I’ve got to get this class motivated, so I look to one of the students in the last row. “Hey Sally,” I ask, “did you watch the Giants game yesterday?”

“No, I’m a Jets fan. They’re way better.”

Another student, Sam, pipes up, “The Patriots are the best. They have Tom Brady.”

A few other kids chime in, throwing out their favorite teams. This goes on for a minute or two. Then I turn back to Sally and ask, “What was the score of the Jets game?”

“27–14. They beat the Dolphins.”

“Was it a close game?”

I get puzzled looks, but at least the whole class is looking at me now.

“No way! They won by 13, it was a blowout,” scoffs Sally.

Another student raises his hand, “Two more touchdowns and the Dolphins would have won. The quarterback threw an interception that should’ve been a touchdown.”

“Well, what did the Dolphins need to do in order to tie the game? A few field goals?”

Heads pop up. Now I’ve got their attention.

I start by writing on the board all the ways to score in football, and how many points a team gets for each: 6 for a touchdown, 3 for a field goal, 2 for a safety, and 1 (extra point kick) or 2 (scoring on a run or pass) for a conversion after a touchdown.

Excited, the students start discussing how the game could have been tied by the Dolphins. After a bit of back and forth, they agree that a touchdown, an extra point and two field goals is the best solution to tie the game. (6 + 1 + 3 + 3 = 13 points.) Though a field goal and five safeties would have been cool to see. (3 + 2 + 2 + 2 + 2 + 2 = 13 points.)

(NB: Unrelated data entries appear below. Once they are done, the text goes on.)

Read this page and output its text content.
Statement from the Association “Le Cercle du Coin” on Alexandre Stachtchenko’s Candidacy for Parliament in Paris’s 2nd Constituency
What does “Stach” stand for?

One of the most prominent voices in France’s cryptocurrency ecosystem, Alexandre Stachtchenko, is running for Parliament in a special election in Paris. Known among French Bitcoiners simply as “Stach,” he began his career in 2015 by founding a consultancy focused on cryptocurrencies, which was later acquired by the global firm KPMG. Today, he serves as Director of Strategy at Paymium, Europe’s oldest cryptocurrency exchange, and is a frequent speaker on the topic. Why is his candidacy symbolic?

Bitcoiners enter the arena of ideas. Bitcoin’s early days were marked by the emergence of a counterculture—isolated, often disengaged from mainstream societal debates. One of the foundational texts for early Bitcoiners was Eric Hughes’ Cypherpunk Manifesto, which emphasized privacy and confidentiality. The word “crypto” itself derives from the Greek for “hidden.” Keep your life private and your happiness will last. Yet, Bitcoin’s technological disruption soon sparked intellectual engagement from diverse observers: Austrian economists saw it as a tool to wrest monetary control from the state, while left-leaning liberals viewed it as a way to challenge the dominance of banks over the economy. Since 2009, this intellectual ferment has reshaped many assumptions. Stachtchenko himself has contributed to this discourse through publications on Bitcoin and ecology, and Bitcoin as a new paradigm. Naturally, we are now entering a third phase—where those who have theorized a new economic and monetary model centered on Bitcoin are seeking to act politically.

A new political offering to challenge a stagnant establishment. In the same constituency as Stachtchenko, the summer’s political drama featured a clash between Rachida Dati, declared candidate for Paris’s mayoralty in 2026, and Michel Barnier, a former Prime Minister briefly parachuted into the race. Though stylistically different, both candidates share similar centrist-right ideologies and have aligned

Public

If you have a child who struggles with math, one thing you can do is connect math to his everyday life and interests. That real-world connection can get your child excited and engaged in learning.

Football is one of my favorite ways to motivate kids because there’s literally a new, fun math problem on every play. If you watch a game with your child, you can use this to your advantage.

Ask questions about score changes, yards gained or lost, time remaining, and so on. You’re not solving problems on a worksheet. This is a chance to be the coach or the announcer and analyze the game, all while reinforcing math concepts.

Want to try it out? Here are a few of my favorite conversation starters to get the football math flowing:

Situation #1: The score is Giants 17, Dolphins 21. There’s only enough time for the Giants to run one more play. Should the Giants go for a touchdown or kick a field goal?